The iceberg, called A23a, has run aground at South Georgia, a British island territory with no permanent residents.
A23a split off an Antarctic ice shelf in 1986 but stayed moored into the seabed in the Weddell Sea for more than 30 years. It began drifting toward South Georgia in 2020, the British Antarctic Survey said in a release.
The iceberg’s drift toward South Georgia was delayed from April until December last year after it got stuck in a vortex spinning around an underwater mountain, the U.S. Geological Survey said.
Now that it is grounded, A23a is expected to slowly melt and break up due to the relatively warmer waters near South Georgia and pressure from the waves and tides. It is currently stuck nearly 56 miles from the island.
As of August 2024, A23a weighed 1.1 trillion tons and spanned 1,418 square miles, smaller than Rhode Island but more than twice the size of London, according to CNN.
South Georgia is home to colonies of penguins and seals.

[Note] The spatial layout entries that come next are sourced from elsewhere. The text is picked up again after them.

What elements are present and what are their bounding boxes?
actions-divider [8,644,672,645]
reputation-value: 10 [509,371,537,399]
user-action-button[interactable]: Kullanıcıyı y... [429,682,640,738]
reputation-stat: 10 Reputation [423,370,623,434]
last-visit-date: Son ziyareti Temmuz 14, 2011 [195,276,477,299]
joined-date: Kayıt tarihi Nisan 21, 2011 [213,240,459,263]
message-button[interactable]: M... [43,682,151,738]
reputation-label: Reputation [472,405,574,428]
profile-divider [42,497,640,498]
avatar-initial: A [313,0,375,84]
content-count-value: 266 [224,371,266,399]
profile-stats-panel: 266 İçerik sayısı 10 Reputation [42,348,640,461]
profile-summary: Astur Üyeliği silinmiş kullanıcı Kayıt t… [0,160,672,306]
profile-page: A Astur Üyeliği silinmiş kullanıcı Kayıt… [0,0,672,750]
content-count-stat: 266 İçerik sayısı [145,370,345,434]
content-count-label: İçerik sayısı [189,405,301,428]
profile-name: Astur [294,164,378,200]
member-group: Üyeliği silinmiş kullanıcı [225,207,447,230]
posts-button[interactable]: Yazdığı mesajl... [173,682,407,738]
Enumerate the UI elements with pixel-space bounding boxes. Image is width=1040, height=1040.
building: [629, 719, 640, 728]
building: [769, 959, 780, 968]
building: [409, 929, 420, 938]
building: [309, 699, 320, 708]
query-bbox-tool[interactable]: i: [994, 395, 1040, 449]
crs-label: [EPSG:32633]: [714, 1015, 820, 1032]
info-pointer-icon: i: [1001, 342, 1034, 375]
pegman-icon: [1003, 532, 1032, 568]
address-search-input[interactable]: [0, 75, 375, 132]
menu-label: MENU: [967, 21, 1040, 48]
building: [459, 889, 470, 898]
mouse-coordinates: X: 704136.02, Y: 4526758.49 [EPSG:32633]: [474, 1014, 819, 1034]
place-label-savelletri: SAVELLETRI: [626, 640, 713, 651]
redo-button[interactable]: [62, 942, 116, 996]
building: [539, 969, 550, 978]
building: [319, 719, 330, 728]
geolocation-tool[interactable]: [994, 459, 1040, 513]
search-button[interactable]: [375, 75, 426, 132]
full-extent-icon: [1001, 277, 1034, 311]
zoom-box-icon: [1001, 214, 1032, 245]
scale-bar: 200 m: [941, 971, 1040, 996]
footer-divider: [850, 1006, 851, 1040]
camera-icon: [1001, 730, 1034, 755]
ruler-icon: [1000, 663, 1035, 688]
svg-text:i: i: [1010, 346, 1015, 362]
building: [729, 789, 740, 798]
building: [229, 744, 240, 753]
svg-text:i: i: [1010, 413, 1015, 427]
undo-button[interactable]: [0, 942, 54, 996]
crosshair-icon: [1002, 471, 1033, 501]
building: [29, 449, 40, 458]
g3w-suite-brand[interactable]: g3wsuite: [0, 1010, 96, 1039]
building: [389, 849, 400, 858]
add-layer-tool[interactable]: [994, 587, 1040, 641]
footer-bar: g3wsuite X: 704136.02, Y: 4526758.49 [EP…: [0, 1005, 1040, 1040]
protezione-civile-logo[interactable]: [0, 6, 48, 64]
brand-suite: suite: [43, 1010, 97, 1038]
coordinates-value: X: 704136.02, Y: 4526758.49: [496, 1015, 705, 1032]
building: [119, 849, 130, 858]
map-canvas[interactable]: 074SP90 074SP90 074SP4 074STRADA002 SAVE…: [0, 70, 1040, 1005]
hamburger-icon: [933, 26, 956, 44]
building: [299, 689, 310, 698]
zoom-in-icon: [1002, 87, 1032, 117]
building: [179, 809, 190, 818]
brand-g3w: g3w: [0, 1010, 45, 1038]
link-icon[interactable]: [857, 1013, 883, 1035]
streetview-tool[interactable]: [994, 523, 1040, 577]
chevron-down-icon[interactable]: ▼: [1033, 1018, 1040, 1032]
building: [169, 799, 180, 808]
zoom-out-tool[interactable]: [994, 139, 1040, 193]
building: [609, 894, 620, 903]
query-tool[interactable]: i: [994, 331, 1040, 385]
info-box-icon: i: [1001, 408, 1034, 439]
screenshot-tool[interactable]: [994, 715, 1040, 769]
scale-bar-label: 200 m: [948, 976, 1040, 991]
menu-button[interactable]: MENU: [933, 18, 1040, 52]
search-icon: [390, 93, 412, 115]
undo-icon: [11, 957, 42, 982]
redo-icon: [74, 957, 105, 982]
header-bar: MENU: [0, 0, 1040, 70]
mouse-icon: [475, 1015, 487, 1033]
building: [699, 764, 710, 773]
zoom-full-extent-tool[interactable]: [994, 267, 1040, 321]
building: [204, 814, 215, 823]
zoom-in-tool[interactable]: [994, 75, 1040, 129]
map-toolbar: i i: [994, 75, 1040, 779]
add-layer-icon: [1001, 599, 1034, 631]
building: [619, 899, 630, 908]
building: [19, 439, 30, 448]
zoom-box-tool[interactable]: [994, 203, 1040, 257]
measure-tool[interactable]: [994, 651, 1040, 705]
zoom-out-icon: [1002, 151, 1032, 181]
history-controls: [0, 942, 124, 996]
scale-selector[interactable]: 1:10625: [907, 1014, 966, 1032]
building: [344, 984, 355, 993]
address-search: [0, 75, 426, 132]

“It is unlikely that South Georgia’s populations of seals and penguins are impacted by the iceberg. Potentially, it could interrupt their pathway to feeding sites and force the adults to expend more energy to travel around it. This could reduce the amount of food coming back to pups and chicks on the island, and so increase mortality,” BAS oceanographer Andrew Meijers said in the release.
The iceberg could also help provide more food to the island’s animals.
“It’s like dropping a nutrient bomb into the middle of an empty desert,” BAS marine ecologist Nadine Johnston told the BBC.
Creatures on the seafloor coming into contact with the iceberg are not so lucky.
“Their entire universe is being bulldozed by a massive slab of ice scraping along the seafloor,” BAS marine biogeographer Huw Griffiths told the BBC.
A23a may pose problems for fishermen in the southern Atlantic.
“Discussions with fishing operators suggests that past large bergs have made some regions more or less off limits for fishing operations for some time due to the number of smaller — yet often more dangerous — bergy bits,” Mr. Meijers said in the BAS release.